For now, producers have set their sights on smaller, less-risky reserves. In 2013, when investment was peaking and prices were comfortably above $90, the industry was starting new projects that typically targeted reserves of 1.1 billion barrels and cost $9 billion each, according to a January report by consultant Wood Mackenzie Ltd. By 2017, projects on average were expected to shrink to 500 million barrels each and cost $3 billion.
The shale revolution “made people much more cognizant of not tying up capital for as long a period of time as in the past,” said John England, head of energy resources at consultant Deloitte LLP in Houston. “The lower-for-longer mentality is evident throughout the industry.”
That’s primarily because fracking of North American shale formations in places like Texas and North Dakota has transformed the industry.
Companies like Royal Dutch Shell Plc and Exxon Mobil Corp. historically invested tens of billions of dollars over many years to develop huge reserves in isolated areas like northern Alberta, Kazakhstan or in the middle of the ocean. Shale is different. A tight-oil well could be drilled within a year for a few million dollars. As prices fell, more companies jumped in with more investment.
Now, shale regions that were barely a blip on world markets a decade ago are expected to pump 7.5 million barrels a day in four years, and output probably won’t peak until after 2025, according to the Organization of Petroleum Exporting Countries. The impact was so significant that the cartel was forced to cut its own supplies to halt the slide in prices.
But as robust as U.S. shale oil has been and will continue to be, those reserves alone face a “daunting task” keeping pace with growing global demand if approvals of conventional projects don’t pick up, the IEA said in a report in September. Earlier this year, researchers at the Massachusetts Institute of Technology said the U.S. government may be overstating future growth in shale output because of flawed assumptions about oil technology.
More Expansions
Of the 10 oil projects sanctioned by companies in 2017 that targeted at least 50 million barrels of reserves, only two -- Repsol SA’s Ca Rong Do Block 07/03 in Vietnam and Exxon’s Liza Phase 1 off Guyana -- were classified as new fields that would produce for the first time, according to data provided by Wood Mackenzie.
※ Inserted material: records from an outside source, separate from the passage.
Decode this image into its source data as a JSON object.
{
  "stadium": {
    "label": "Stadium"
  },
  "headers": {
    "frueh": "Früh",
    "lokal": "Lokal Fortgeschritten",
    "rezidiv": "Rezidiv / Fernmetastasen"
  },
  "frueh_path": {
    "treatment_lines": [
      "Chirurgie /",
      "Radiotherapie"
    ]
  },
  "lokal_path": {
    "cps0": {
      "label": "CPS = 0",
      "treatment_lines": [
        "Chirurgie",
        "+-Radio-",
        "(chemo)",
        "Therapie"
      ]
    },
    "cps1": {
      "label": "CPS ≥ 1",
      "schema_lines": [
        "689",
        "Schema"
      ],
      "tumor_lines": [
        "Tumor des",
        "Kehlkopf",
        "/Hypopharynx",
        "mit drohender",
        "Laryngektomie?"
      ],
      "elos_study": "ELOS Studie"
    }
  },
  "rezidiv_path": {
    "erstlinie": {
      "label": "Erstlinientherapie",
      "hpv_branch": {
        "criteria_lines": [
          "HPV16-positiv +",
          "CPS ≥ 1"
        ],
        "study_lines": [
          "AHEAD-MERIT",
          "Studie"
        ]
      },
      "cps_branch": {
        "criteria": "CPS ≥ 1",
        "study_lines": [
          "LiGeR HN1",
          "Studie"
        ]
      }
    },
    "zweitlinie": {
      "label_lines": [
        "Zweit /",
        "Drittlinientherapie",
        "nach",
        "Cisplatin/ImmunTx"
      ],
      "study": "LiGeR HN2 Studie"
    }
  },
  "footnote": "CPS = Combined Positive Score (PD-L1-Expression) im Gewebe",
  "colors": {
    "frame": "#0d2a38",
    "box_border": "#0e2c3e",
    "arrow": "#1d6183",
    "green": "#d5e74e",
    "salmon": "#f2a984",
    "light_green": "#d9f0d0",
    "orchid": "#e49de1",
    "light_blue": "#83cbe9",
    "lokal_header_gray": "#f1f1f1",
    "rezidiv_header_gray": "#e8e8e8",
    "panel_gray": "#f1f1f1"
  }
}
Instead, companies said they would try to squeeze more out of the reserves they already have. In Canada, Imperial Oil Ltd. is investing $550 million to expand the capacity of its Kearl oil-sands mine by 9%. Chevron Corp. will add 20,000 barrels a day with four wells at its Tahiti platform in the Gulf of Mexico. Off the coast of Norway, Statoil ASA plans to develop the Bauge oil field, using new “plug-and-play” machinery on the seabed and connecting the well to a platform that’s been in operation for 20 years.
To be sure, things could change in 2018. After more than a year of production limits by OPEC, prices have begun to recover, touching a 30-month high of more than $66 this week, compared with $44 in June. Wood Mackenzie said in a Dec. 15 report that almost 80% of projects discussed for 2018 are new ones. The gains are encouraging oil producers to boost capital expenditures by about 4.5% in 2018 to $261.6 billion, according to forecasts compiled by Bloomberg Intelligence.
Still, that level of investment is well below the peak of $495.9 billion in 2013. And plenty of other producers are standing pat. Pioneer Natural Resources Co., Parsley Energy Inc. and Newfield Exploration Co., among the largest independent drillers, have said they won’t increase activity, even if crude rises.
“The era of mega-projects is kind of coming to a bit of a halt,” Bob Fryklund,chief strategist for the upstream energy group at industry consultant IHSMarkit, said by telephone from Englewood, Colorado.